Used Car Price Prediction
Gradient-boosted regression model for used-car valuation on large, messy marketplace data. Compared LightGBM and CatBoost, handled mixed categorical features, and balanced model quality against inference speed.
Key metrics.
LightGBM
best overall speed / quality balance
1,768
best reported test error
1,076
average absolute pricing error
0.849
variance explained on held-out data
What the project tries to solve.
Estimate market value quickly from used-car listing attributes so a customer-facing pricing workflow can return a useful number fast.
Status: Study project, being refactored for portfolio use.
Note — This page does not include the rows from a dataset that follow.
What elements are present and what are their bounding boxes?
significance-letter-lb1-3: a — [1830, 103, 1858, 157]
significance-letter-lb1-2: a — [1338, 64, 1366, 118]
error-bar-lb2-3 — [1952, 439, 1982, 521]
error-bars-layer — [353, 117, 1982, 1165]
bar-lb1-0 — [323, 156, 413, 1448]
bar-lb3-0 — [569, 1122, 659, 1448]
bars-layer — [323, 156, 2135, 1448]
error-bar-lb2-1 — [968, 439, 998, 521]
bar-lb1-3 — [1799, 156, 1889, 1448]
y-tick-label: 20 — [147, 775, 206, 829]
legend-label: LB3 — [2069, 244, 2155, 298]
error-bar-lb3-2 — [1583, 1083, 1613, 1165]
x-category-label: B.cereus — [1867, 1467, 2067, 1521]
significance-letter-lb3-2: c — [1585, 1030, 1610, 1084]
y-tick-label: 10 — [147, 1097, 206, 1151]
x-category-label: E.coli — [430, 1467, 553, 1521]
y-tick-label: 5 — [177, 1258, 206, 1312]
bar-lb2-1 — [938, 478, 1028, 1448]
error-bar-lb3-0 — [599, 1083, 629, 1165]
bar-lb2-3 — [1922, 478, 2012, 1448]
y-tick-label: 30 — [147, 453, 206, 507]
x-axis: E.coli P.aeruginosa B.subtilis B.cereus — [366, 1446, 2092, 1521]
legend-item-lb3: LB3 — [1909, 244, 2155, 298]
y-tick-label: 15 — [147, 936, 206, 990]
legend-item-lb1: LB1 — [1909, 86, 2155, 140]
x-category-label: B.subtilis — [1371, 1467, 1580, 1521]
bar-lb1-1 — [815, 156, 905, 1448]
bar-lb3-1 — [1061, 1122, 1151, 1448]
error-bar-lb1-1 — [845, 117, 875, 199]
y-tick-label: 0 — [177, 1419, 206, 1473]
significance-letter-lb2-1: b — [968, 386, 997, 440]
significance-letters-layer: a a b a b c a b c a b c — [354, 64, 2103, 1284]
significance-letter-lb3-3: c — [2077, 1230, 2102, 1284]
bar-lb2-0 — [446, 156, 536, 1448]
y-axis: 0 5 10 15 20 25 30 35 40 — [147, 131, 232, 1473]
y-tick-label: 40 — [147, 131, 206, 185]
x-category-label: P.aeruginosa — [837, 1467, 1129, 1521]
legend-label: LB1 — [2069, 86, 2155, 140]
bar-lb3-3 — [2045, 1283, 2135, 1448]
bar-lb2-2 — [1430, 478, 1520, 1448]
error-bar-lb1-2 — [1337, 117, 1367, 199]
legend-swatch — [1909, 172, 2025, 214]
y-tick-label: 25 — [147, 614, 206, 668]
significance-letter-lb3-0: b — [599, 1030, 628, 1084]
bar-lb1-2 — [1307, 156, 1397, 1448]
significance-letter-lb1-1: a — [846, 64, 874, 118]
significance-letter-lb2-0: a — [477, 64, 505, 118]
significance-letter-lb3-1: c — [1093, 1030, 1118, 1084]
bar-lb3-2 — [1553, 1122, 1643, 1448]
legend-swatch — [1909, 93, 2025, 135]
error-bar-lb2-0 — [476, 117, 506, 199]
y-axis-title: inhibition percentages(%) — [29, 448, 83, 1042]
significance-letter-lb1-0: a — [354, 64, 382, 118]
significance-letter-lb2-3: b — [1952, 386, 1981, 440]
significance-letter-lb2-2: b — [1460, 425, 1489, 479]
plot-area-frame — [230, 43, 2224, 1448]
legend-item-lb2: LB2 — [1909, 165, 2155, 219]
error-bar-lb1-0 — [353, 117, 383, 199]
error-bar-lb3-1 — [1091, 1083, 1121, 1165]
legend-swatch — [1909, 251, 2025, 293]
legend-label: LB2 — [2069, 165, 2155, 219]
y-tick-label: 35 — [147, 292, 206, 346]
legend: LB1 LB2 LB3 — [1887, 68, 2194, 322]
Notebook: used_car_price_prediction.ipynb
Repo path: data-science-projects/used-car-price-prediction
This is a strong portfolio problem because it combines messy categorical tabular data, regression metrics that matter to product teams, and the practical tradeoff between model quality and prediction speed.
This project is one of the strongest signals for practical tabular machine learning because it deals with real marketplace messiness: missing values, mixed feature types, model comparison, and performance tradeoffs that matter outside a classroom notebook.
How I approached it.
Cleaned and normalized a noisy marketplace dataset with missing values and mixed categorical fields.
Built preprocessing pipelines for numeric and categorical features.
Compared baseline linear and tree models against boosted methods including LightGBM and CatBoost.
Tracked runtime along with RMSE, MAE, and R-squared to judge production usefulness rather than accuracy alone.
What I would improve next.
Tighten feature selection and remove weaker date-derived features with clearer leakage reasoning.
Refactor the notebook into a cleaner training pipeline with reproducible config and saved artifacts.
Add error slices by price band and vehicle segment to show where the model is reliable and where it misses.